Maybe you don’t know who David Gumpert is, but I’d be willing to bet money you know who Joel Salatin is. In addition to being a self-described Christian environmentalist libertarian lunatic farmer, my hero, and the author of one of my most controversial guest posts, Joel Salatin also loaned his pen out to David Gumpert by writing the foreword to Mr. Gumpert’s recent book, The Raw Milk Revolution.
That’s quite a shining endorsement. David Gumpert is a journalist focusing in the area of health care, and he’s been blogging at The Complete Patient for nearly 4 years. His book chronicles the growing battle between the industrialized food system (propped up by the government and law enforcement personnel) and the local food movement (represented by devotees to raw milk). It’s an eye opener.
From the book’s description:
Beginning in 2006, the agriculture departments of several large states-with backing from the U.S. Food and Drug Administration-launched a major crackdown on small dairies producing raw milk. Replete with undercover agents, sting operations, surprise raids, questionable test-lab results, mysterious illnesses, propaganda blitzes, and grand jury investigations, the crackdown was designed to disrupt the supply of unpasteurized milk to growing legions of consumers demanding healthier and more flavorful food.
The Raw Milk Revolution takes readers behind the scenes of the government’s tough and occasionally brutal intimidation tactics, as seen through the eyes of milk producers, government regulators, scientists, prosecutors, and consumers. It is a disturbing story involving marginally legal police tactics and investigation techniques, with young children used as political pawns in a highly charged atmosphere of fear and retribution.
Are regulators’ claims that raw milk poses a public health threat legitimate? That turns out to be a matter of considerable debate. In assessing the threat, The Raw Milk Revolution reveals that the government’s campaign, ostensibly designed to protect consumers from pathogens like salmonella, E. coli 0157:H7, and listeria, was based in a number of cases on suspect laboratory findings and illnesses attributed to raw milk that could well have had other causes, including, in some cases, pasteurized milk.
David Gumpert dares to ask whether regulators have the public’s interest in mind or the economic interests of dairy conglomerates. He assesses how the government’s anti-raw-milk campaign fits into a troublesome pattern of expanding government efforts to sanitize the food supply-even in the face of ever-increasing rates of chronic disease like asthma, diabetes, and allergies. The Raw Milk Revolution provides an unsettling view of the future, in which nutritionally dense foods may be available largely through underground channels.

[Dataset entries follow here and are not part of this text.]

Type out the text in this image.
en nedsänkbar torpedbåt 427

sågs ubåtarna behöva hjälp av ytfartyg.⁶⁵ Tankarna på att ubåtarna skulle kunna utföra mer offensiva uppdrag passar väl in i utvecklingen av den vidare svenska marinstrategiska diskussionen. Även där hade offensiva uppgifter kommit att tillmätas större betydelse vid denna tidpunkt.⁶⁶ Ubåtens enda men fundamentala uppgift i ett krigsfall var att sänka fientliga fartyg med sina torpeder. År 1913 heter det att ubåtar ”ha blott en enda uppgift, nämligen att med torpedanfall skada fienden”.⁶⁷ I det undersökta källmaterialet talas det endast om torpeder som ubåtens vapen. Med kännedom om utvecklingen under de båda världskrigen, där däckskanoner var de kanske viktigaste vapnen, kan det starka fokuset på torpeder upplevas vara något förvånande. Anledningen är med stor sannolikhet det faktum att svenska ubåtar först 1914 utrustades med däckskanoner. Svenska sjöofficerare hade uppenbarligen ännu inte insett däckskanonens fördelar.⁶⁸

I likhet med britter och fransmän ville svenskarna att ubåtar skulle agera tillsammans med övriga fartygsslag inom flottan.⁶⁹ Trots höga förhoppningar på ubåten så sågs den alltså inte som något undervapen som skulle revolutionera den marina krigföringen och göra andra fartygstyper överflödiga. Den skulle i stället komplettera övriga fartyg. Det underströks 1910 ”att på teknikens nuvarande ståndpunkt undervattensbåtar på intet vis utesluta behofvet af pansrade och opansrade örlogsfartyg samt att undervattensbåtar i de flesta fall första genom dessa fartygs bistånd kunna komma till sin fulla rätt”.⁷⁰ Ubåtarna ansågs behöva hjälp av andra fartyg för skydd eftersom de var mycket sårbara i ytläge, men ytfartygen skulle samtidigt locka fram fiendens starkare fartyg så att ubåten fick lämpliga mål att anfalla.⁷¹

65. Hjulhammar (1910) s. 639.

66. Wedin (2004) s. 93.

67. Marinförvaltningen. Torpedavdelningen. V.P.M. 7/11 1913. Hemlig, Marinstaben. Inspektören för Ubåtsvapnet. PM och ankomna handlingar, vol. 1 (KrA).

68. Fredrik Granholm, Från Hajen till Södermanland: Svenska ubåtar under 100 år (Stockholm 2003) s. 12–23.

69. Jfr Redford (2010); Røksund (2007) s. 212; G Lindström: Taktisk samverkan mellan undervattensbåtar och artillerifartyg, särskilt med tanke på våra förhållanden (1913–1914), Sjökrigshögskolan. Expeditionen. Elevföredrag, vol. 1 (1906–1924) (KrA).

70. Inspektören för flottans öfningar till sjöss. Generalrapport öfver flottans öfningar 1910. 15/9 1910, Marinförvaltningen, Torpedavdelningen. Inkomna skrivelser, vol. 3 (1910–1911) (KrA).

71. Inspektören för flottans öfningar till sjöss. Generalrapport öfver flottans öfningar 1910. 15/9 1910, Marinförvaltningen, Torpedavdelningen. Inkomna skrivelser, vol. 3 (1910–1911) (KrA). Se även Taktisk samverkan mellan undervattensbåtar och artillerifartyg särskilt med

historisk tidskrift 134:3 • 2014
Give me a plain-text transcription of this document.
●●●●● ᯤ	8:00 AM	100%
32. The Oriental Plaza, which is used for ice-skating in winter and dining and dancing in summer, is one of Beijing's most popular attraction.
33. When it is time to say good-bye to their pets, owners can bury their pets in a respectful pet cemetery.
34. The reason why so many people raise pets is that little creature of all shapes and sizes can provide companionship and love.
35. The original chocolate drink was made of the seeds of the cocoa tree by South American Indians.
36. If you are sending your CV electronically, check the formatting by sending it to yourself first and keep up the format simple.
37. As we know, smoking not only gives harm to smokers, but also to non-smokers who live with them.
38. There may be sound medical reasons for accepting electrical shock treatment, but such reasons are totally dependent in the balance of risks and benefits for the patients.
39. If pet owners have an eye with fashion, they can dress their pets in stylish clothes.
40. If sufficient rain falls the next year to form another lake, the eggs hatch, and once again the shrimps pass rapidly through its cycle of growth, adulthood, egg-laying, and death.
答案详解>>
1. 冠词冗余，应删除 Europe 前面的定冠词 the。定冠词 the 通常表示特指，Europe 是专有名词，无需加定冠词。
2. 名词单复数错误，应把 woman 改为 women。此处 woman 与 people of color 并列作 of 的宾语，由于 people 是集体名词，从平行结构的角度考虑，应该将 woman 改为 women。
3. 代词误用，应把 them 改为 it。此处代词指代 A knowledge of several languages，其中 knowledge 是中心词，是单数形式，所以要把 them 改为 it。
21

Most of this book was news to me. I’m aware of how difficult it is to get raw milk in some states, and I’m aware of several farmers who’ve been unjustly persecuted by the government simply because they produce raw milk for consumers. But I wasn’t aware of the full details of these stories — the way the police and other government officials handled the investigations, the response of consumers, or the first hand individual tales from those directly involved.
But beyond the in-depth chronicling of events, what I most appreciated about this book was it’s respectful approach to the complex issues of food safety, public health, and consumer freedom. Often in this debate, people come down quite stringently on one side or the other. They either want to dramatically restrict consumer freedom in the name of food safety, or they completely dismiss any issues regarding food safety in favor of unlimited consumer freedom. Gumpert actually respects the food safety concerns of parents and other consumers while simultaneously making a case for consumer freedom. It’s a rare combination, and one worth reading.
The most unsatisfying part of this book is the conclusion — not because of any flaw by the author, but because the story isn’t finished yet. In the U.S., we’re still in the middle of this great battle over raw milk. The outcome is unknown. When you read a story like this, you want it to be wrapped up nice and neat at the end. The good guys win. The bad guys run away with their tails tucked between their legs. That sort of thing. But this book can’t offer you that sort of resolution. For now, nothing’s resolved.
The war is still being fought. And we raw milk drinkers and advocates are still soldiers in the fight.
All said, I thoroughly enjoyed reading The Raw Milk Revolution, and I think many of you would too!